Slovak Leader’s Protege Quits With Cabinet’s Fate in the Balance

Updated on
  • Interior Minister steps down in bid to ‘stabilize society’
  • Protesters call for cabinet to resign after reporter’s murder

Robert Kalinak

Photographer: Photo by Dursun Aydemir/Anadolu Agency via Getty Images

Slovakia’s interior minister resigned, dealing the worst blow yet to Prime Minister Robert Fico’s government in a political crisis that is fueling the biggest protests in the euro-area nation since the fall of the Iron Curtain.

Robert Kalinak, the political protege of the three-term prime minister, announced his decision Monday after tens of thousands of people demonstrated for a second Friday following the murder of an journalist investigating government corruption. His declaration came hours before the Most party, a member of Fico’s coalition, meets to decide whether his departure is enough to stay in government and maintain its majority in parliament.

Robert Fico and Robert Kalinak

Photographer: Samuel Kubani/AFP/Getty Images

“My decision to resign is tied to our efforts to stabilize the situation,” Kalinak said.

The decision may provide a release valve on pressure against the premier, who’s the latest eastern European Union leader to face public outcry. Anti-government protesters have also taken to the streets in Romania, Poland, Hungary and the Czech Republic, to complain their governments are undermining the rule of law and failing to crack down on corruption.

Pressure Persists

Fico has defied calls from demonstrators and President Andrej Kiska to give way to early elections two years before the next regularly scheduled ballot in 2020. The prime minister also joined the ranks of his regional peers, including Hungarian Prime Minister Viktor Orban, in accusing foreign actors such as billionaire financier and philanthropist George Soros of fomenting unrest in a bid to oust them.

Kalinak’s departure is arguably Fico’s biggest political sacrifice during three terms in power stretching back to 2006, as he’s losing the man best placed to replace him at the head of his Smer party. The ruling coalition, which also includes the Slovak National Party, has a slim majority by holding 78 mandates in the 150-seat parliament.

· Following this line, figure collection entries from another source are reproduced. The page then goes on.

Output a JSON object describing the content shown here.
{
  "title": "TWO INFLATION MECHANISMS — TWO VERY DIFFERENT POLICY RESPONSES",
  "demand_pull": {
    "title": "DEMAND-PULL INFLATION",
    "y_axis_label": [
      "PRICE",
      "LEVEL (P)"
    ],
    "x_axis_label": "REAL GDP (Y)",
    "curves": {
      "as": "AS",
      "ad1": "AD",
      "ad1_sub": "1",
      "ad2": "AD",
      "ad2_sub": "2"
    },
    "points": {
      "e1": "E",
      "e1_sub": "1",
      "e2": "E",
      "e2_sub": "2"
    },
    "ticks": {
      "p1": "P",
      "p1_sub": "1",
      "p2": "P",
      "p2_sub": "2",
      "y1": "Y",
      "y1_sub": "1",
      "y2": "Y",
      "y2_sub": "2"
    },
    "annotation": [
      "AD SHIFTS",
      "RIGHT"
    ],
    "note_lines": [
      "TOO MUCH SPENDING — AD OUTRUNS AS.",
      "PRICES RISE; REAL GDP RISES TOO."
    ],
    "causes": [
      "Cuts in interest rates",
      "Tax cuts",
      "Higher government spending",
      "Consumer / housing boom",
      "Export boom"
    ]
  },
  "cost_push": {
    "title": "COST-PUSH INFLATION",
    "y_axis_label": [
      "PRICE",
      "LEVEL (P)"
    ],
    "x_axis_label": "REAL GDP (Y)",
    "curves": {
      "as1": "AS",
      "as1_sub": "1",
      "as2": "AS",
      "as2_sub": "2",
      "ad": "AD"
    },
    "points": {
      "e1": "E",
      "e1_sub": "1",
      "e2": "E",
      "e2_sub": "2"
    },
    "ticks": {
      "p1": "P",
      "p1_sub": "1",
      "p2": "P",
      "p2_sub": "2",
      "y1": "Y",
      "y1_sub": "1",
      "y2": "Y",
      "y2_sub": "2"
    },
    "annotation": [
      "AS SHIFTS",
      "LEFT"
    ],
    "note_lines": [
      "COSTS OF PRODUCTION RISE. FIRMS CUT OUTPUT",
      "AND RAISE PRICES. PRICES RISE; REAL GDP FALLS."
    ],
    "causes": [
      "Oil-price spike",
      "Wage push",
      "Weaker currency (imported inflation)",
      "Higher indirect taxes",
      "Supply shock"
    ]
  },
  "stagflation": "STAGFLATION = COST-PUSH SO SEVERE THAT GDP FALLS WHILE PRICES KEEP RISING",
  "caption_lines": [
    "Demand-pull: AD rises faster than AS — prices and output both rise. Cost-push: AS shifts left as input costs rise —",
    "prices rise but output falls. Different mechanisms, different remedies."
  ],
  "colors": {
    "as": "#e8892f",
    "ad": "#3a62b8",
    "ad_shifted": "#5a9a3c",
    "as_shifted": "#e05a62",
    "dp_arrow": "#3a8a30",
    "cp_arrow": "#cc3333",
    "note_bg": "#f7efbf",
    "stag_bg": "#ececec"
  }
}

That includes the 14 lawmakers of Most, whose leadership is meeting at 2 p.m. The party made Kalinak’s dismissal a condition for it to remain in government. It welcomed his departure on Monday, but according to Grigorij Meseznikov, the director of the Bratislava-based Institute for Public Affairs, it might be too little too late.

“This was their demand 10 days ago, in the meantime people took streets demanding Fico’s departure,” Meseznikov said. “I’m sure part of the party won’t be satisfied. It can lead to a divide within the party and the coalition may lose a formal majority in parliament.”

Kiska has called for a “radical” overhaul of the government or early elections to restore trust in state institutions. He said last week that Slovakia had been shaken after the execution-style killing of Jan Kuciak, who was reporting on alleged criminals with ties to the government, and his girlfriend at their home near Bratislava last month.